Maria do Carmo Oliveira anotou mentalmente estes “saltos” entre a verdade e a ficção. E retirou uma lição importante: “Estas iniciativas são importantes para que as pessoas tenham consciência de que, hoje em dia, estamos expostos a tanta informação, e que vem de tantos sítios, que é muito importante sabermos distinguir a verdade da mentira.”

Exemplo de verdade: o Convento de Corpus Christi foi construído no século XIV uns metros mais adiante, na frente ribeirinha, em relação à sua localização actual. Só cerca de três séculos mais tarde, “e depois de as freiras do Convento terem molhado os pés muitas vezes por causa das cheias”, é que o edifício foi “deslocado” para onde se encontra hoje.

Exemplo de lenda: o Rei Ramiro disfarçou-se de mendigo para tentar iludir o rei mouro, que tinha cativa a amada Gaia; entrou no Castelo de Gaia e, depois de ter convencido o Sarraceno a fazer uma festa em ocasião da sua execução, acabou por conquistar o castelo e trazer sã e salva a sua rainha.
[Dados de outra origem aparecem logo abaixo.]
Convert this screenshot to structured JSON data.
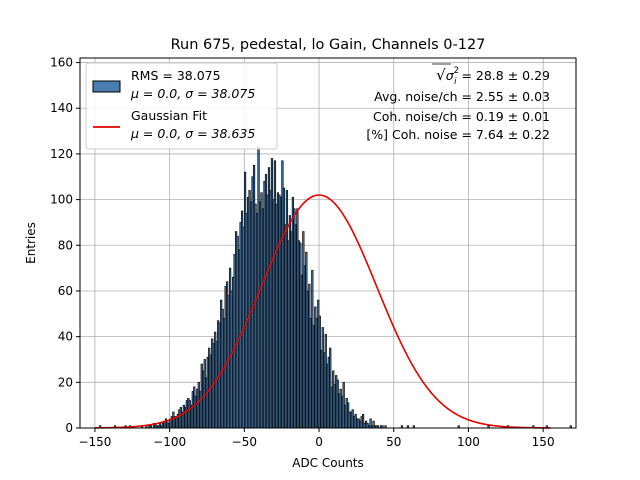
{
  "chart_data": {
    "type": "bar",
    "title": "Run 675, pedestal, lo Gain, Channels 0-127",
    "xlabel": "ADC Counts",
    "ylabel": "Entries",
    "xlim": [
      -160,
      172
    ],
    "ylim": [
      0,
      162
    ],
    "xticks": [
      -150,
      -100,
      -50,
      0,
      50,
      100,
      150
    ],
    "yticks": [
      0,
      20,
      40,
      60,
      80,
      100,
      120,
      140,
      160
    ],
    "grid": true,
    "bar_color": "#4a7eb0",
    "edge_color": "#000000",
    "fit_color": "#e00000",
    "legend": {
      "location": "top-left",
      "entries": [
        {
          "kind": "patch",
          "line1": "RMS = 38.075",
          "line2": "μ = 0.0, σ = 38.075"
        },
        {
          "kind": "line",
          "line1": "Gaussian Fit",
          "line2": "μ = 0.0, σ = 38.635"
        }
      ]
    },
    "annotations": {
      "sqrt_symbol": "√",
      "sigma_symbol": "σ",
      "sigma_subscript": "i",
      "sigma_superscript": "2",
      "line1_value": "= 28.8 ± 0.29",
      "line2": "Avg. noise/ch = 2.55 ± 0.03",
      "line3": "Coh. noise/ch = 0.19 ± 0.01",
      "line4": "[%] Coh. noise = 7.64 ± 0.22"
    },
    "fit": {
      "amplitude": 102,
      "mu": 0.0,
      "sigma": 38.635
    },
    "bins": {
      "start": -147,
      "width": 1,
      "values": [
        1,
        0,
        0,
        0,
        0,
        0,
        0,
        0,
        0,
        0,
        1,
        0,
        0,
        0,
        0,
        0,
        0,
        1,
        0,
        0,
        1,
        0,
        0,
        0,
        0,
        0,
        0,
        0,
        1,
        0,
        0,
        1,
        0,
        1,
        1,
        0,
        2,
        2,
        1,
        1,
        2,
        1,
        2,
        3,
        4,
        3,
        2,
        4,
        5,
        7,
        5,
        5,
        6,
        8,
        9,
        7,
        10,
        9,
        12,
        13,
        12,
        10,
        16,
        18,
        14,
        17,
        20,
        16,
        28,
        25,
        30,
        22,
        31,
        35,
        32,
        39,
        37,
        42,
        38,
        47,
        46,
        56,
        52,
        48,
        62,
        64,
        58,
        70,
        60,
        66,
        76,
        86,
        84,
        78,
        90,
        95,
        88,
        112,
        94,
        101,
        104,
        99,
        110,
        115,
        98,
        94,
        123,
        99,
        103,
        96,
        108,
        111,
        102,
        114,
        104,
        118,
        100,
        117,
        98,
        103,
        102,
        101,
        117,
        105,
        89,
        104,
        82,
        93,
        86,
        101,
        96,
        89,
        96,
        82,
        81,
        67,
        86,
        71,
        77,
        60,
        63,
        48,
        69,
        45,
        53,
        48,
        56,
        49,
        34,
        44,
        33,
        41,
        28,
        31,
        35,
        18,
        25,
        19,
        23,
        21,
        15,
        17,
        14,
        20,
        10,
        13,
        11,
        7,
        7,
        8,
        5,
        6,
        4,
        4,
        3,
        5,
        6,
        2,
        3,
        2,
        1,
        4,
        1,
        3,
        1,
        1,
        1,
        0,
        1,
        1,
        0,
        1,
        0,
        0,
        0,
        0,
        0,
        0,
        0,
        0,
        0,
        0,
        1,
        0,
        0,
        0,
        1,
        0,
        0,
        0,
        1,
        0,
        0,
        0,
        0,
        0,
        0,
        0,
        0,
        0,
        0,
        0,
        0,
        0,
        0,
        0,
        0,
        0,
        0,
        0,
        0,
        0,
        0,
        0,
        0,
        0,
        0,
        0,
        0,
        0,
        1,
        0,
        0,
        0,
        0,
        0,
        0,
        0,
        0,
        0,
        0,
        0,
        0,
        0,
        0,
        0,
        0,
        0,
        0,
        0,
        1,
        0,
        0,
        0,
        0,
        0,
        0,
        0,
        0,
        0,
        0,
        0,
        0,
        1,
        0,
        0,
        0,
        0,
        0,
        0,
        0,
        0,
        0,
        0,
        0,
        0,
        0,
        0,
        0,
        0,
        1,
        0,
        0,
        0,
        0,
        0,
        0,
        0,
        0,
        1,
        0,
        0,
        0,
        0,
        0,
        0,
        0,
        0,
        0,
        0,
        0,
        0,
        0,
        0,
        0,
        1
      ]
    }
  }
}
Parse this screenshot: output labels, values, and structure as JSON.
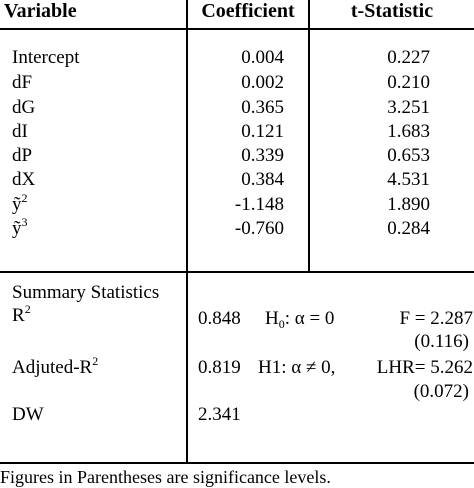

Existe a Fonte do Rei Ramiro, ruas e largos com o seu nome, mil e um lugares em sua memória. Mas é apenas isso: uma homenagem do povo de Gaia ao combatente. O resto… é quase tudo fruto da invenção popular.

Falar de lendas não significa, porém, que esses contos sejam desprovidos de um fundo de verdade. No entanto, falta-lhes rigor da história e a confirmação baseada em estudos e documentação. Aquilo que é necessário quando se trata de pensar e escrever notícias. E foi isso mesmo que detectou José Roche Rodrigues, para quem “estas iniciativas são louváveis, porque dão a conhecer locais que, de outro modo, nunca saberia que existem”. “Aumentou a minha curiosidade em relação à forma como, hoje em dia, se fazem notícias”, disse.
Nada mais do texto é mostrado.